Ceux qui l'apprirent furent immédiatement horrifiés. La fameuse «
Neige Roulante
» était une inscription de Cao Cao, datant de la période des Trois Royaumes, gravée sur une grande pierre du fleuve. Elle signifiait que le fleuve était comme de la «
neige qui roule
». L'absence de trois points indiquait que le niveau d'eau était déjà suffisant, et qu'il était donc inutile d'en ajouter. Plus tard, l'expression «
Technique Divine de la Neige Roulante
» fut employée pour décrire le flux irrésistible du grand fleuve, signifiant qu'une fois maîtrisée, cette technique serait invincible. Elle était considérée, au même titre que la «
Technique Divine de la Fonte des Os
», qui utilisait «
l'Eau d'Automne comme divinité et le Jade comme os
», comme l'une des deux techniques légendaires. Or, quelqu'un l'avait réellement maîtrisée
! N'était-ce pas stupéfiant
? Pas étonnant qu'il puisse siéger à la même table que Qu Zhiliang.
« Pour maîtriser la technique divine de la Neige Roulante, il faut passer deux ans dans une cave de glace. Durant cette période, il est interdit de consommer des aliments chauds, de s'approcher de toute source de feu ou de sortir de la cave. Il faut absorber l'air froid et le transformer en essence pour cultiver une technique de feu. Un être ordinaire mourrait de froid et de faim en moins de trois mois après son entrée dans la cave. » Fu Guan murmura : « La légende raconte que si ces deux techniques extraordinaires sont libérées, elles se manifesteront sous forme de démons célestes, semant le chaos sur le monde. »
«
De quoi discutent ces deux artistes martiaux incroyablement doués au pied du mont Wudang
?
» Shengxiang fixa le dos de l’homme masqué avec surprise. «
Et ils agissent de façon si mystérieuse.
»
« Cette personne n'a mis un masque et un chapeau qu'à l'entrée de l'hôtel. » Wan Yuyue sourit légèrement. « J'ai entendu ça. »
« Pourquoi ne pas lui enlever son voile et voir qui se cache derrière ! » lança Shengxiang sans hésiter. Avant même d'avoir fini sa phrase, elle avait déjà bondi à la table de Qu Zhiliang et lui avait arraché le voile de la tête à la vitesse de l'éclair.
Avec un « clang » sec, les doigts de Shengxiang effleurèrent à peine le voile de l'homme masqué. D'un mouvement du poignet, une longue épée à l'allure antique était déjà pointée vers le front de Shengxiang.

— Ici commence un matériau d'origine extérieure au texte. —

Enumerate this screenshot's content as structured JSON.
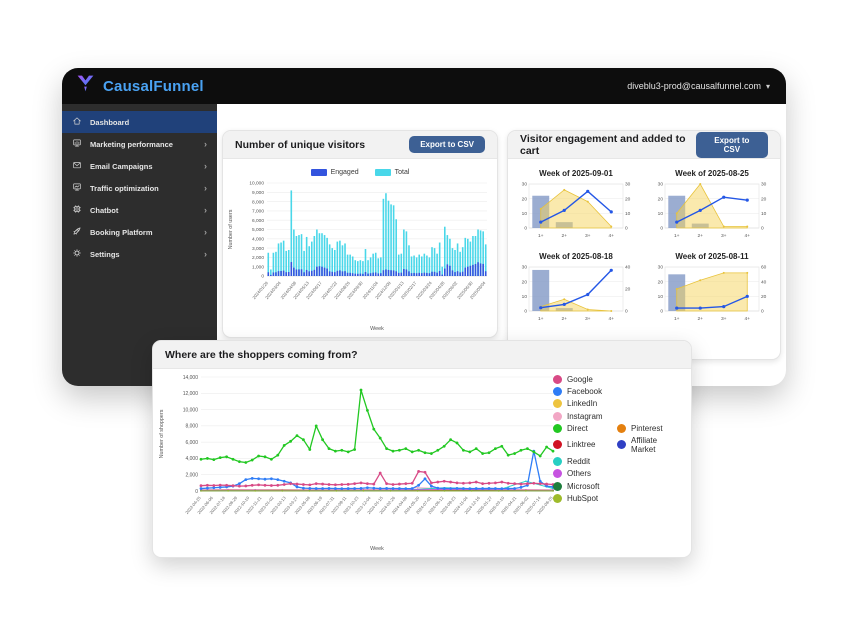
{
  "topbar": {
    "brand": "CausalFunnel",
    "account_email": "diveblu3-prod@causalfunnel.com"
  },
  "sidebar": {
    "items": [
      {
        "label": "Dashboard",
        "icon": "home-icon",
        "active": true,
        "chevron": false
      },
      {
        "label": "Marketing performance",
        "icon": "presentation-chart-icon",
        "active": false,
        "chevron": true
      },
      {
        "label": "Email Campaigns",
        "icon": "mail-icon",
        "active": false,
        "chevron": true
      },
      {
        "label": "Traffic optimization",
        "icon": "monitor-trend-icon",
        "active": false,
        "chevron": true
      },
      {
        "label": "Chatbot",
        "icon": "chip-icon",
        "active": false,
        "chevron": true
      },
      {
        "label": "Booking Platform",
        "icon": "rocket-icon",
        "active": false,
        "chevron": true
      },
      {
        "label": "Settings",
        "icon": "gear-icon",
        "active": false,
        "chevron": true
      }
    ]
  },
  "cards": {
    "unique_visitors": {
      "title": "Number of unique visitors",
      "export_label": "Export to CSV"
    },
    "engagement": {
      "title": "Visitor engagement and added to cart",
      "export_label": "Export to CSV"
    },
    "shoppers": {
      "title": "Where are the shoppers coming from?"
    }
  },
  "chart_data": [
    {
      "id": "unique_visitors",
      "type": "bar",
      "title": "Number of unique visitors",
      "xlabel": "Week",
      "ylabel": "Number of users",
      "ylim": [
        0,
        10000
      ],
      "ytick_step": 1000,
      "grid": true,
      "legend_position": "top",
      "legend": [
        {
          "name": "Engaged",
          "color": "#3354de"
        },
        {
          "name": "Total",
          "color": "#49d7e9"
        }
      ],
      "x_tick_labels": [
        "2024/01/29",
        "2024/03/04",
        "2024/04/08",
        "2024/05/13",
        "2024/06/17",
        "2024/07/22",
        "2024/08/26",
        "2024/09/30",
        "2024/11/04",
        "2024/12/09",
        "2025/01/13",
        "2025/02/17",
        "2025/03/24",
        "2025/04/28",
        "2025/06/02",
        "2025/06/30",
        "2025/08/04"
      ],
      "series": [
        {
          "name": "Total",
          "color": "#49d7e9",
          "values": [
            2500,
            700,
            2500,
            2600,
            3500,
            3600,
            3800,
            2700,
            2800,
            9200,
            5000,
            4300,
            4400,
            4500,
            2700,
            4200,
            3200,
            3700,
            4300,
            5000,
            4600,
            4600,
            4400,
            4100,
            3400,
            3000,
            2800,
            3700,
            3800,
            3300,
            3500,
            2300,
            2300,
            2100,
            1700,
            1600,
            1700,
            1600,
            2900,
            1700,
            2000,
            2400,
            2500,
            1900,
            2000,
            8300,
            8900,
            8100,
            7700,
            7600,
            6100,
            2300,
            2400,
            5000,
            4800,
            3300,
            2100,
            2200,
            2000,
            2300,
            2100,
            2400,
            2200,
            2000,
            3100,
            3000,
            2400,
            3600,
            1000,
            5300,
            4400,
            4000,
            3000,
            2800,
            3500,
            2600,
            3100,
            4100,
            4000,
            3700,
            4300,
            4300,
            5000,
            4900,
            4800,
            3400
          ]
        },
        {
          "name": "Engaged",
          "color": "#3354de",
          "values": [
            400,
            120,
            380,
            400,
            520,
            540,
            580,
            410,
            430,
            1500,
            900,
            700,
            710,
            720,
            400,
            650,
            500,
            560,
            660,
            1000,
            1050,
            1000,
            900,
            800,
            500,
            450,
            410,
            560,
            600,
            500,
            520,
            350,
            340,
            300,
            250,
            240,
            260,
            240,
            430,
            260,
            300,
            360,
            380,
            280,
            300,
            620,
            700,
            650,
            620,
            600,
            500,
            340,
            360,
            750,
            700,
            500,
            310,
            330,
            300,
            340,
            310,
            360,
            330,
            300,
            460,
            450,
            360,
            540,
            150,
            800,
            1250,
            1100,
            600,
            420,
            520,
            390,
            460,
            900,
            1000,
            1100,
            1200,
            1290,
            1480,
            1350,
            1300,
            510
          ]
        }
      ]
    },
    {
      "id": "engagement_weeks",
      "type": "mixed-mini",
      "categories": [
        "1+",
        "2+",
        "3+",
        "4+"
      ],
      "colors": {
        "bar": "#8299c6",
        "area": "#f6d45c",
        "line": "#2457e6"
      },
      "charts": [
        {
          "title": "Week of 2025-09-01",
          "left_ticks": [
            0,
            10,
            20,
            30
          ],
          "right_ticks": [
            0,
            10,
            20,
            30
          ],
          "bars": [
            22,
            4,
            0,
            0
          ],
          "area": [
            13,
            26,
            18,
            1
          ],
          "line": [
            4,
            12,
            25,
            11
          ]
        },
        {
          "title": "Week of 2025-08-25",
          "left_ticks": [
            0,
            10,
            20,
            30
          ],
          "right_ticks": [
            0,
            10,
            20,
            30
          ],
          "bars": [
            22,
            3,
            0,
            0
          ],
          "area": [
            10,
            30,
            1,
            1
          ],
          "line": [
            4,
            12,
            21,
            19
          ]
        },
        {
          "title": "Week of 2025-08-18",
          "left_ticks": [
            0,
            10,
            20,
            30
          ],
          "right_ticks": [
            0,
            20,
            40
          ],
          "bars": [
            28,
            2,
            0,
            0
          ],
          "area": [
            3,
            8,
            1,
            0
          ],
          "line": [
            3,
            6,
            15,
            37
          ]
        },
        {
          "title": "Week of 2025-08-11",
          "left_ticks": [
            0,
            10,
            20,
            30
          ],
          "right_ticks": [
            0,
            20,
            40,
            60
          ],
          "bars": [
            25,
            0,
            0,
            0
          ],
          "area": [
            15,
            21,
            26,
            26
          ],
          "line": [
            4,
            4,
            6,
            20
          ]
        }
      ]
    },
    {
      "id": "shoppers_sources",
      "type": "line",
      "title": "Where are the shoppers coming from?",
      "xlabel": "Week",
      "ylabel": "Number of shoppers",
      "ylim": [
        0,
        14000
      ],
      "ytick_step": 2000,
      "grid": true,
      "legend_position": "right",
      "x_tick_labels": [
        "2022-04-25",
        "2022-06-06",
        "2022-07-18",
        "2022-08-29",
        "2022-10-10",
        "2022-11-21",
        "2023-01-02",
        "2023-02-13",
        "2023-03-27",
        "2023-05-08",
        "2023-06-19",
        "2023-07-31",
        "2023-09-11",
        "2023-10-23",
        "2023-12-04",
        "2024-01-15",
        "2024-02-26",
        "2024-04-08",
        "2024-05-20",
        "2024-07-01",
        "2024-08-12",
        "2024-09-23",
        "2024-11-04",
        "2024-12-16",
        "2025-01-27",
        "2025-03-10",
        "2025-04-21",
        "2025-06-02",
        "2025-07-14",
        "2025-08-25"
      ],
      "legend_rows": [
        [
          "Google"
        ],
        [
          "Facebook"
        ],
        [
          "LinkedIn"
        ],
        [
          "Instagram"
        ],
        [
          "Direct",
          "Pinterest"
        ],
        [
          "Linktree",
          "Affiliate Market"
        ],
        [
          "Reddit"
        ],
        [
          "Others"
        ],
        [
          "Microsoft"
        ],
        [
          "HubSpot"
        ]
      ],
      "series": [
        {
          "name": "LinkedIn",
          "color": "#eec43f",
          "values": [
            150,
            180,
            160,
            170,
            150,
            140,
            160,
            150,
            170,
            160,
            150,
            140,
            160,
            150
          ]
        },
        {
          "name": "Instagram",
          "color": "#f2a7c5",
          "values": [
            100,
            120,
            110,
            100,
            90,
            110,
            100,
            120,
            400,
            300,
            200,
            150,
            120,
            100
          ]
        },
        {
          "name": "Pinterest",
          "color": "#e4800f",
          "values": [
            60,
            70,
            65,
            60,
            55,
            60,
            70,
            65,
            60,
            55,
            60,
            65,
            70,
            60
          ]
        },
        {
          "name": "Linktree",
          "color": "#d11324",
          "values": [
            40,
            50,
            45,
            40,
            35,
            40,
            50,
            45,
            40,
            35,
            40,
            45,
            50,
            40
          ]
        },
        {
          "name": "Affiliate Market",
          "color": "#3040c4",
          "values": [
            30,
            35,
            30,
            28,
            25,
            30,
            35,
            30,
            28,
            25,
            30,
            28,
            35,
            30
          ]
        },
        {
          "name": "Reddit",
          "color": "#27cfc3",
          "values": [
            80,
            90,
            85,
            80,
            75,
            80,
            90,
            85,
            200,
            400,
            300,
            150,
            1200,
            300
          ]
        },
        {
          "name": "Others",
          "color": "#c653e0",
          "values": [
            120,
            130,
            125,
            120,
            110,
            120,
            130,
            125,
            150,
            200,
            180,
            150,
            130,
            120
          ]
        },
        {
          "name": "Microsoft",
          "color": "#1d7d3c",
          "values": [
            20,
            25,
            22,
            20,
            18,
            20,
            25,
            22,
            20,
            18,
            20,
            22,
            25,
            20
          ]
        },
        {
          "name": "HubSpot",
          "color": "#9ebb2b",
          "values": [
            15,
            18,
            16,
            15,
            14,
            15,
            18,
            16,
            15,
            14,
            15,
            16,
            18,
            15
          ]
        },
        {
          "name": "Facebook",
          "color": "#2f7df6",
          "values": [
            300,
            350,
            400,
            450,
            500,
            600,
            900,
            1400,
            1550,
            1500,
            1450,
            1500,
            1400,
            1200,
            1000,
            500,
            350,
            320,
            300,
            310,
            320,
            300,
            290,
            300,
            310,
            320,
            400,
            350,
            300,
            320,
            310,
            300,
            290,
            300,
            700,
            1500,
            600,
            350,
            300,
            310,
            320,
            300,
            290,
            300,
            310,
            320,
            300,
            290,
            300,
            310,
            450,
            700,
            4900,
            1200,
            600,
            500
          ]
        },
        {
          "name": "Google",
          "color": "#d84a86",
          "values": [
            650,
            700,
            680,
            720,
            700,
            650,
            600,
            620,
            700,
            750,
            700,
            680,
            700,
            800,
            900,
            850,
            800,
            750,
            900,
            850,
            800,
            760,
            800,
            820,
            900,
            1000,
            900,
            850,
            2200,
            900,
            800,
            850,
            900,
            950,
            2400,
            2300,
            1000,
            1100,
            1200,
            1100,
            1000,
            950,
            1000,
            1100,
            900,
            950,
            1000,
            1100,
            950,
            900,
            850,
            900,
            950,
            900,
            850,
            800
          ]
        },
        {
          "name": "Direct",
          "color": "#22c822",
          "values": [
            3900,
            4000,
            3850,
            4100,
            4200,
            3900,
            3600,
            3500,
            3800,
            4300,
            4200,
            3900,
            4400,
            5600,
            6100,
            6800,
            6300,
            5100,
            8000,
            6300,
            5200,
            4900,
            5000,
            4800,
            5100,
            12400,
            9900,
            7600,
            6500,
            5200,
            4900,
            5000,
            5200,
            4800,
            5000,
            4700,
            4600,
            5000,
            5500,
            6300,
            5900,
            5000,
            4800,
            5200,
            4600,
            4700,
            5200,
            5500,
            4400,
            4600,
            5000,
            5200,
            4800,
            4300,
            5400,
            4900
          ]
        }
      ]
    }
  ]
}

C'était un mouvement rapide !
L'attaque soudaine de Sheng Xiang fut d'une rapidité fulgurante. Qu Zhiliang dut d'abord l'apercevoir arriver, juger que l'attaque ne lui était pas destinée, puis décider instantanément de lui exposer le dos et les côtes gauches pour frapper de son épée. De plus, ce coup fut exécuté sans la moindre précipitation, comme s'il l'avait répété mille fois, et c'était exactement le geste qu'il s'apprêtait à faire pour pointer son doigt vers le front de Sheng Xiang.

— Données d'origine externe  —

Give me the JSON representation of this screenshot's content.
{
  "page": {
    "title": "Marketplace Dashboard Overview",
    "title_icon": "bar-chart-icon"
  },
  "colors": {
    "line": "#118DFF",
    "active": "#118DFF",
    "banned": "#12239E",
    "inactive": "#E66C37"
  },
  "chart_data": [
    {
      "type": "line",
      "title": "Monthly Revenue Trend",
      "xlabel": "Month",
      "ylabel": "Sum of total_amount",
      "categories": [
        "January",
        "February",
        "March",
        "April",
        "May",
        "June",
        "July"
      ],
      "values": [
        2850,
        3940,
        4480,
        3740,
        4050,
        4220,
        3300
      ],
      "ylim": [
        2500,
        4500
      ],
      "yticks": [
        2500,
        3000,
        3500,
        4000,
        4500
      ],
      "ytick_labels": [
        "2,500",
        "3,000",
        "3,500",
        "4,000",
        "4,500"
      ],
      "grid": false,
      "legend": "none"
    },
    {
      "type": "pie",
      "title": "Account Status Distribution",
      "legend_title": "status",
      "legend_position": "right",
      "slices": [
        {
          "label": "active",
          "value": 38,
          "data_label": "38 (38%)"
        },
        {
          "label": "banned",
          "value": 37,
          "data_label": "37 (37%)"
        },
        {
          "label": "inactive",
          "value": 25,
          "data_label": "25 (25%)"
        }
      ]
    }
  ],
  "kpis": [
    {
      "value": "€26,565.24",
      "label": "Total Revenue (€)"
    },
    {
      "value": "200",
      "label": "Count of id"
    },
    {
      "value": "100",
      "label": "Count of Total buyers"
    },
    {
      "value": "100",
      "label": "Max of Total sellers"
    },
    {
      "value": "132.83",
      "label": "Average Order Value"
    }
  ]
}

Son épée n'était pas dégainée, mais d'une légère pression des doigts, le ressort de la lame s'activa. Grâce à la force de sa main, il put transpercer la tête de Sheng Xiang sans même utiliser la lame.
En réalité, il n'avait aucune intention de faire preuve de clémence.

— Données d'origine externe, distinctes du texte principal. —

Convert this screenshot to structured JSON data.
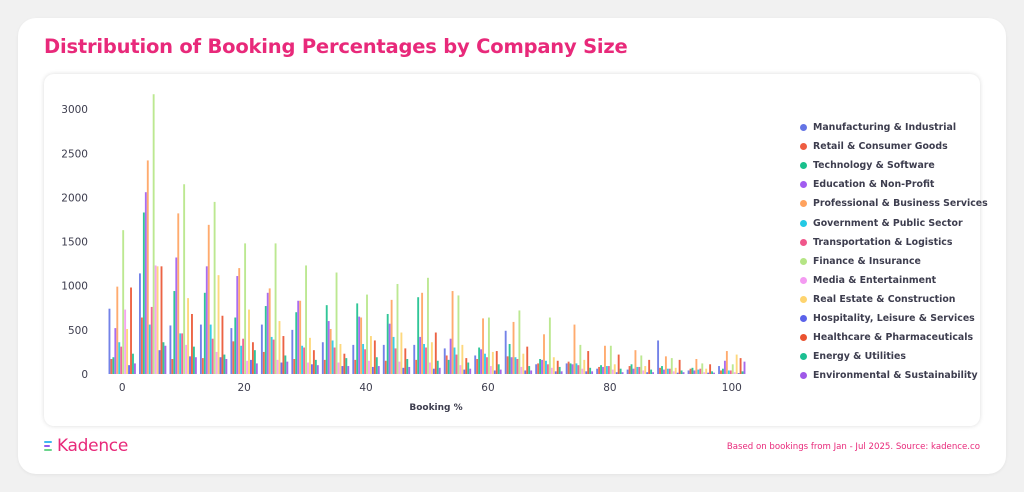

Cependant, le fourreau de son épée ne toucha pas directement le front de Shengxiang, mais plutôt à travers une fine feuille de papier.
Le morceau de papier était un éventail déplié.
À cet instant précis, l'éventail d'encens s'ouvrit de son fourreau et lui protégea la tête, lui sauvant la vie.
« Une habileté impressionnante », dit soudain froidement Qu Zhiliang, puis il fit un mouvement du poignet pour rengainer son épée.